Good Solution: Polling with short interval
Approach: have each device call GET /sync?cursor=... every 5 seconds.
Challenges: at 500M users and 2B devices, that's 400M RPS at the sync endpoint. Expensive. Also adds latency variance: sometimes it's 0.5s after upload, sometimes it's 4.9s, depending on when the poll cycle fires.
Great Solution: Websocket push + cursor-based pull
Approach: each device maintains a WebSocket connection to a notification
gateway. On write, the server publishes a message to topic user:{user_id}.
Devices receive a cursor_advanced notification and immediately call
GET /sync?cursor=... to pull the deltas.
The notification is push, so latency is instant (websocket + server pub/sub latency, typically <100ms). The pull is cursor-based, so it's reliable even if the device misses a notification (e.g., brief network blip) — the cursor lets the device catch up later.
Why this works: WebSocket is persistent and low-latency. Pub/Sub (Redis, RabbitMQ, Google Cloud Pub/Sub) decouples the writer from the readers; the writer publishes once, each reader gets notified. The cursor model avoids the thundering herd problem: no timestamp-based polling, no device hammering the sync endpoint on every interval. p99 sync latency is ~1s within a region because you're not waiting for the next poll cycle.
What is Expected at Each Level?
Mid-level
- Should identify the core requirements (upload, sync, download) with light prompting.
- Should ask clarifying questions about scale ("500M users? How much storage per user?") and what "sync" means in practice.
- Doesn't need to go deep on block-level deduplication or conflict resolution. Getting to a basic client → API → database → blob store architecture is plenty.
Senior
- Should drive the design with minimal prompting, articulating the separation of metadata and blob storage and why that matters at scale.
- Should surface durability and sync latency as the headline NFRs and use them to justify the architecture (e.g., "we need a persistent change log for reliability, and a push channel for latency").
- Anticipates the large-file upload problem and the sync conflict problem before being asked — these are classic failure modes.
- Speaks to the read:write asymmetry (5:1) and how it motivates caching or CDN for downloads.
Staff+
- Should not need any prompting. Articulates the full path: client-side hashing → manifest-based negotiation → block-level upload → metadata write → notification publish → peer pull.

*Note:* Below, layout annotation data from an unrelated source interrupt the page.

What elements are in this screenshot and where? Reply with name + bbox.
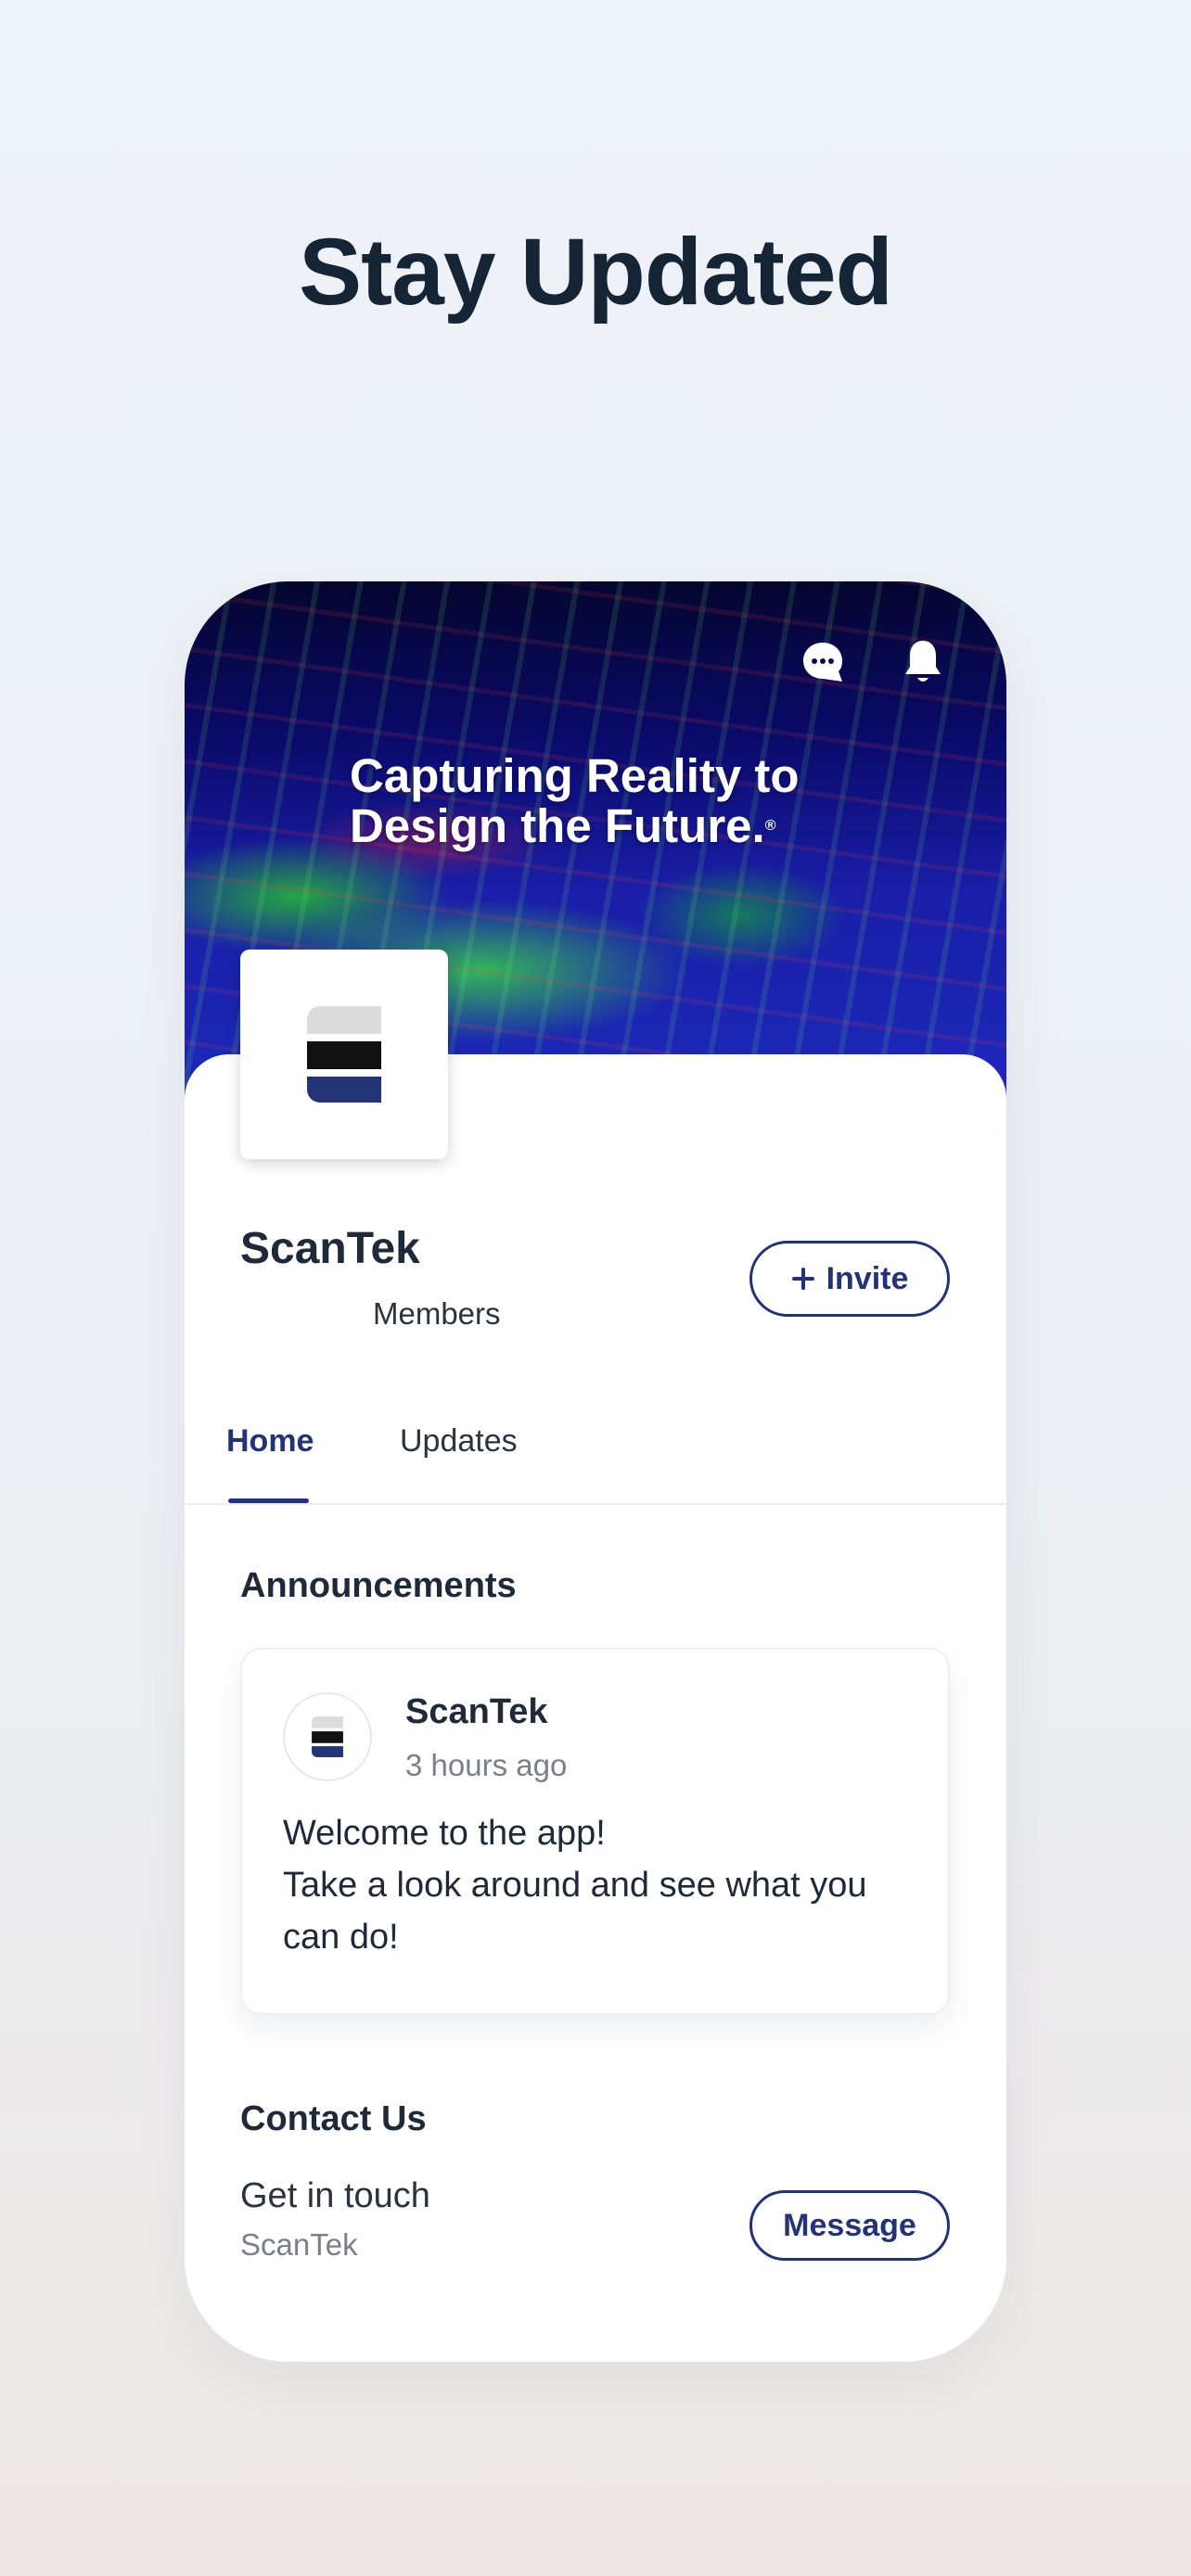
post-author: ScanTek	[405, 1692, 548, 1731]
members-label[interactable]: Members	[373, 1296, 501, 1332]
contact-org: ScanTek	[240, 2227, 358, 2262]
tab-home[interactable]: Home	[226, 1423, 314, 1460]
chat-icon[interactable]	[795, 634, 851, 690]
registered-mark: ®	[764, 818, 776, 834]
tab-updates[interactable]: Updates	[400, 1423, 518, 1460]
tab-active-indicator	[228, 1498, 309, 1503]
plus-icon	[791, 1268, 814, 1290]
cover-tagline: Capturing Reality to Design the Future.®	[350, 751, 869, 851]
contact-title: Contact Us	[240, 2099, 427, 2138]
tab-bar: Home Updates	[185, 1407, 1006, 1505]
announcement-post[interactable]: ScanTek 3 hours ago Welcome to the app! …	[240, 1648, 950, 2015]
headline: Stay Updated	[299, 219, 893, 325]
org-logo	[240, 950, 448, 1159]
bell-icon[interactable]	[895, 634, 951, 690]
cover-tagline-line1: Capturing Reality to	[350, 749, 800, 802]
avatar	[283, 1692, 372, 1781]
announcements-title: Announcements	[240, 1566, 517, 1605]
post-body-line2: Take a look around and see what you can …	[283, 1866, 867, 1957]
cover-tagline-line2: Design the Future.	[350, 799, 765, 852]
phone-frame: Capturing Reality to Design the Future.®	[185, 581, 1006, 2362]
message-button[interactable]: Message	[749, 2190, 950, 2261]
invite-label: Invite	[826, 1260, 909, 1296]
contact-line: Get in touch	[240, 2176, 430, 2215]
invite-button[interactable]: Invite	[749, 1241, 950, 1317]
org-name: ScanTek	[240, 1224, 420, 1273]
post-body-line1: Welcome to the app!	[283, 1814, 606, 1853]
post-timestamp: 3 hours ago	[405, 1748, 568, 1782]
post-body: Welcome to the app! Take a look around a…	[283, 1807, 923, 1963]
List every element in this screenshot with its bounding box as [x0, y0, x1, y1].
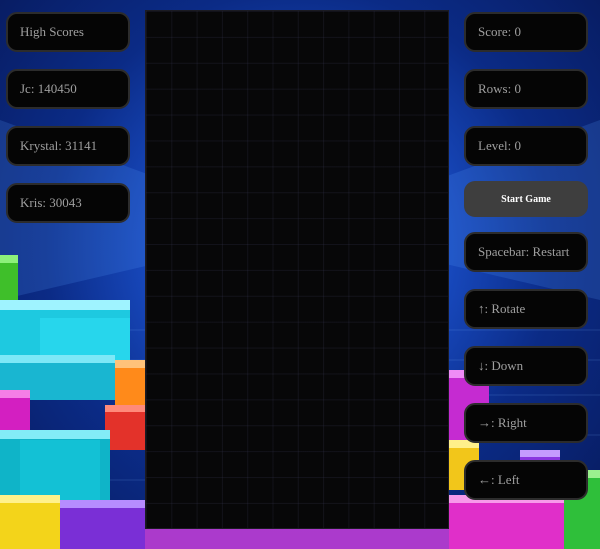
high-score-entry-1: Jc: 140450 — [6, 69, 130, 109]
level-display: Level: 0 — [464, 126, 588, 166]
rotate-hint: ↑: Rotate — [464, 289, 588, 329]
rows-display: Rows: 0 — [464, 69, 588, 109]
start-game-button[interactable]: Start Game — [464, 181, 588, 217]
left-hint: ←: Left — [464, 460, 588, 500]
high-scores-title: High Scores — [6, 12, 130, 52]
high-score-entry-2: Krystal: 31141 — [6, 126, 130, 166]
high-score-entry-3: Kris: 30043 — [6, 183, 130, 223]
restart-hint: Spacebar: Restart — [464, 232, 588, 272]
game-board[interactable] — [145, 10, 449, 529]
score-display: Score: 0 — [464, 12, 588, 52]
down-hint: ↓: Down — [464, 346, 588, 386]
right-hint: →: Right — [464, 403, 588, 443]
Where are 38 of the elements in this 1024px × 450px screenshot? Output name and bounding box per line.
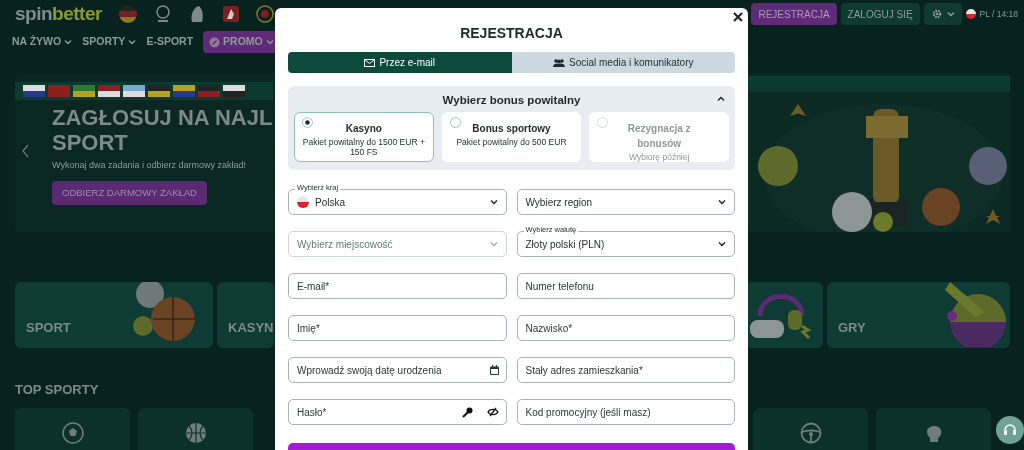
claim-button[interactable]: ODBIERZ DARMOWY ZAKŁAD: [52, 180, 207, 205]
login-button[interactable]: ZALOGUJ SIĘ: [840, 3, 920, 25]
hero-title: SPORT: [52, 130, 129, 156]
input-field[interactable]: Imię*: [288, 315, 507, 341]
password-field[interactable]: Hasło*: [288, 399, 507, 425]
category-label: GRY: [838, 318, 866, 337]
option-description: Pakiet powitalny do 500 EUR: [455, 136, 568, 148]
nav-link[interactable]: E-SPORT: [146, 32, 194, 52]
category-card[interactable]: KASYN: [217, 282, 274, 348]
input-field[interactable]: Stały adres zamieszkania*: [516, 357, 735, 383]
category-label: KASYN: [228, 318, 274, 337]
select-field[interactable]: Wybierz region: [516, 189, 735, 215]
locale-time[interactable]: PL / 14:18: [979, 7, 1018, 21]
tab[interactable]: Social media i komunikatory: [511, 52, 735, 73]
input-field[interactable]: Nazwisko*: [516, 315, 735, 341]
bonus-option[interactable]: Kasyno Pakiet powitalny do 1500 EUR + 150 FS: [294, 112, 434, 162]
dialog-title: REJESTRACJA: [459, 24, 564, 43]
input-field[interactable]: E-mail*: [288, 273, 507, 299]
panel-title: Wybierz bonus powitalny: [442, 94, 581, 106]
option-description: Pakiet powitalny do 1500 EUR + 150 FS: [301, 136, 426, 158]
category-card[interactable]: GRY: [827, 282, 1010, 348]
hero-title: ZAGŁOSUJ NA NAJL: [52, 106, 273, 131]
option-title: Bonus sportowy: [471, 122, 552, 136]
bonus-option[interactable]: Bonus sportowy Pakiet powitalny do 500 EUR: [441, 112, 582, 162]
date-field[interactable]: Wprowadź swoją datę urodzenia: [288, 357, 507, 383]
option-title: Rezygnacja z bonusów: [626, 122, 692, 151]
register-button[interactable]: REJESTRACJA: [751, 3, 837, 25]
option-title: Kasyno: [344, 122, 383, 136]
nav-link[interactable]: SPORTY: [82, 32, 137, 52]
option-description: Wybiorę później: [627, 151, 691, 163]
category-card[interactable]: SPORT: [15, 282, 213, 348]
nav-link[interactable]: NA ŻYWO: [12, 32, 73, 52]
logo[interactable]: spinbetter: [15, 0, 102, 29]
section-title: TOP SPORTY: [15, 381, 100, 399]
input-field[interactable]: Numer telefonu: [516, 273, 735, 299]
input-field[interactable]: Kod promocyjny (jeśli masz): [516, 399, 735, 425]
category-label: SPORT: [26, 318, 71, 337]
tab[interactable]: Przez e-mail: [288, 52, 512, 73]
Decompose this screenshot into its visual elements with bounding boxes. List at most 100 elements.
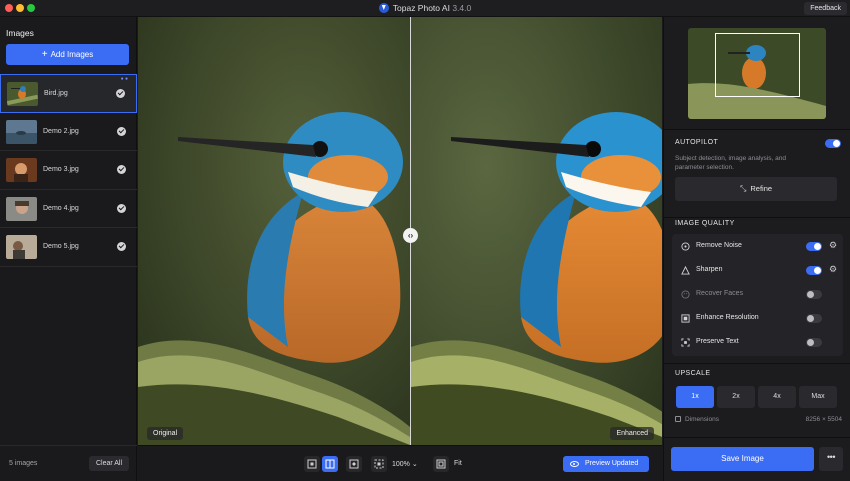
clear-all-button[interactable]: Clear All (89, 456, 129, 471)
title-bar: Topaz Photo AI 3.4.0 Feedback (0, 0, 850, 17)
single-view-icon (307, 459, 317, 469)
enhanced-pane: Enhanced (411, 17, 662, 445)
zoom-value: 100% (392, 461, 410, 468)
single-view-button[interactable] (304, 456, 320, 472)
sharpen-settings-gear-icon[interactable]: ⚙ (829, 264, 837, 275)
list-item-demo5[interactable]: Demo 5.jpg (0, 228, 137, 267)
dimensions-label: Dimensions (685, 416, 719, 423)
thumbnail-demo5 (6, 235, 37, 259)
canvas-toolbar: 100% ⌄ Fit Preview Updated (138, 445, 662, 481)
list-item-demo3[interactable]: Demo 3.jpg (0, 151, 137, 190)
remove-noise-row[interactable]: Remove Noise ⚙ (672, 234, 843, 258)
image-count: 5 images (9, 460, 38, 467)
compare-handle[interactable]: ‹› (403, 228, 418, 243)
split-view-icon (325, 459, 335, 469)
text-icon (681, 338, 690, 347)
processed-check-icon (117, 242, 126, 251)
remove-noise-settings-gear-icon[interactable]: ⚙ (829, 240, 837, 251)
image-canvas[interactable]: Original Enhanced ‹› (138, 17, 662, 445)
app-title: Topaz Photo AI 3.4.0 (0, 3, 850, 13)
preview-updated-button[interactable]: Preview Updated (563, 456, 649, 472)
original-image (138, 17, 410, 445)
autopilot-toggle[interactable] (825, 139, 841, 148)
upscale-2x-button[interactable]: 2x (717, 386, 755, 408)
original-label: Original (147, 427, 184, 440)
save-area: Save Image ••• (664, 437, 850, 481)
enhance-resolution-row[interactable]: Enhance Resolution (672, 306, 843, 330)
processed-check-icon (117, 126, 126, 136)
navigator-preview[interactable] (688, 28, 826, 119)
sharpen-toggle[interactable] (806, 266, 822, 275)
recover-faces-row[interactable]: Recover Faces (672, 282, 843, 306)
sidebar-footer: 5 images Clear All (0, 445, 137, 481)
upscale-4x-button[interactable]: 4x (758, 386, 796, 408)
fit-button[interactable] (433, 456, 449, 472)
thumbnail-demo4 (6, 196, 37, 221)
image-name: Demo 2.jpg (43, 127, 79, 135)
autopilot-section: AUTOPILOT Subject detection, image analy… (664, 129, 850, 217)
zoom-icon (374, 459, 384, 469)
remove-noise-toggle[interactable] (806, 242, 822, 251)
preview-label: Preview Updated (585, 460, 639, 467)
processed-check-icon (117, 165, 126, 174)
autopilot-description: Subject detection, image analysis, and p… (675, 155, 786, 171)
upscale-title: UPSCALE (675, 370, 711, 377)
enhance-resolution-label: Enhance Resolution (696, 314, 759, 321)
viewport-rectangle[interactable] (715, 33, 800, 97)
thumbnail-demo3 (6, 158, 37, 182)
face-icon (681, 290, 690, 299)
upscale-1x-button[interactable]: 1x (676, 386, 714, 408)
fit-icon (436, 459, 446, 469)
sharpen-label: Sharpen (696, 266, 723, 273)
autopilot-title: AUTOPILOT (675, 139, 719, 146)
list-item-demo4[interactable]: Demo 4.jpg (0, 190, 137, 228)
recover-faces-toggle[interactable] (806, 290, 822, 299)
dimensions-value: 8256 × 5504 (805, 416, 842, 423)
image-name: Demo 3.jpg (43, 166, 79, 173)
split-view-button[interactable] (322, 456, 338, 472)
app-version: 3.4.0 (452, 3, 472, 13)
image-quality-box: Remove Noise ⚙ Sharpen ⚙ Recover Faces E… (672, 234, 843, 356)
processed-check-icon (117, 203, 126, 213)
preserve-text-label: Preserve Text (696, 338, 739, 345)
thumbnail-bird (7, 82, 38, 106)
refine-icon: ⤡ (739, 184, 747, 193)
add-images-button[interactable]: + Add Images (6, 44, 129, 65)
preserve-text-row[interactable]: Preserve Text (672, 330, 843, 354)
upscale-max-button[interactable]: Max (799, 386, 837, 408)
processed-check-icon (116, 89, 125, 98)
image-quality-title: IMAGE QUALITY (675, 220, 735, 227)
refine-label: Refine (750, 184, 773, 193)
enhance-resolution-toggle[interactable] (806, 314, 822, 323)
noise-icon (681, 242, 690, 251)
drag-dots-icon: ● ● (120, 76, 128, 82)
remove-noise-label: Remove Noise (696, 242, 742, 249)
add-images-label: Add Images (50, 50, 94, 59)
enhanced-image (411, 17, 662, 445)
recover-faces-label: Recover Faces (696, 290, 744, 297)
more-options-button[interactable]: ••• (819, 447, 843, 471)
triangle-icon (681, 266, 690, 275)
list-item-bird[interactable]: ● ● Bird.jpg (0, 74, 137, 113)
feedback-button[interactable]: Feedback (804, 2, 847, 15)
sidebar-title: Images (6, 28, 34, 38)
resolution-icon (681, 314, 690, 323)
image-name: Demo 5.jpg (43, 243, 79, 250)
images-sidebar: Images + Add Images ● ● Bird.jpg Demo 2.j… (0, 17, 137, 481)
sharpen-row[interactable]: Sharpen ⚙ (672, 258, 843, 282)
list-item-demo2[interactable]: Demo 2.jpg (0, 113, 137, 151)
side-by-side-button[interactable] (346, 456, 362, 472)
fit-label[interactable]: Fit (454, 460, 462, 467)
settings-panel: AUTOPILOT Subject detection, image analy… (663, 17, 850, 481)
save-image-button[interactable]: Save Image (671, 447, 814, 471)
side-by-side-icon (349, 459, 359, 469)
original-pane: Original (138, 17, 410, 445)
preserve-text-toggle[interactable] (806, 338, 822, 347)
plus-icon: + (41, 49, 48, 60)
dimensions-row: Dimensions 8256 × 5504 (675, 416, 842, 426)
eye-icon (570, 461, 579, 467)
app-name: Topaz Photo AI (392, 3, 450, 13)
zoom-button[interactable] (371, 456, 387, 472)
zoom-dropdown[interactable]: 100% ⌄ (392, 460, 418, 468)
refine-button[interactable]: ⤡ Refine (675, 177, 837, 201)
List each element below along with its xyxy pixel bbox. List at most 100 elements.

- Surfaces non-obvious failure modes: what happens when the metadata DB goes down? How do you handle a reordered change log? What's the blast radius of a bad block hash in the deduplication table?
- Speaks to operational concerns: how do you monitor sync latency p99? How do you roll out a new block size (4MB → 16MB) without breaking existing clients? What's your strategy for deleting files (soft-delete, lazy-delete, or hard-delete)?
- Knows when to push back: "Do we really need 11-nines durability? What's the cost in replication and consensus? Can we justify it with the customer SLA?"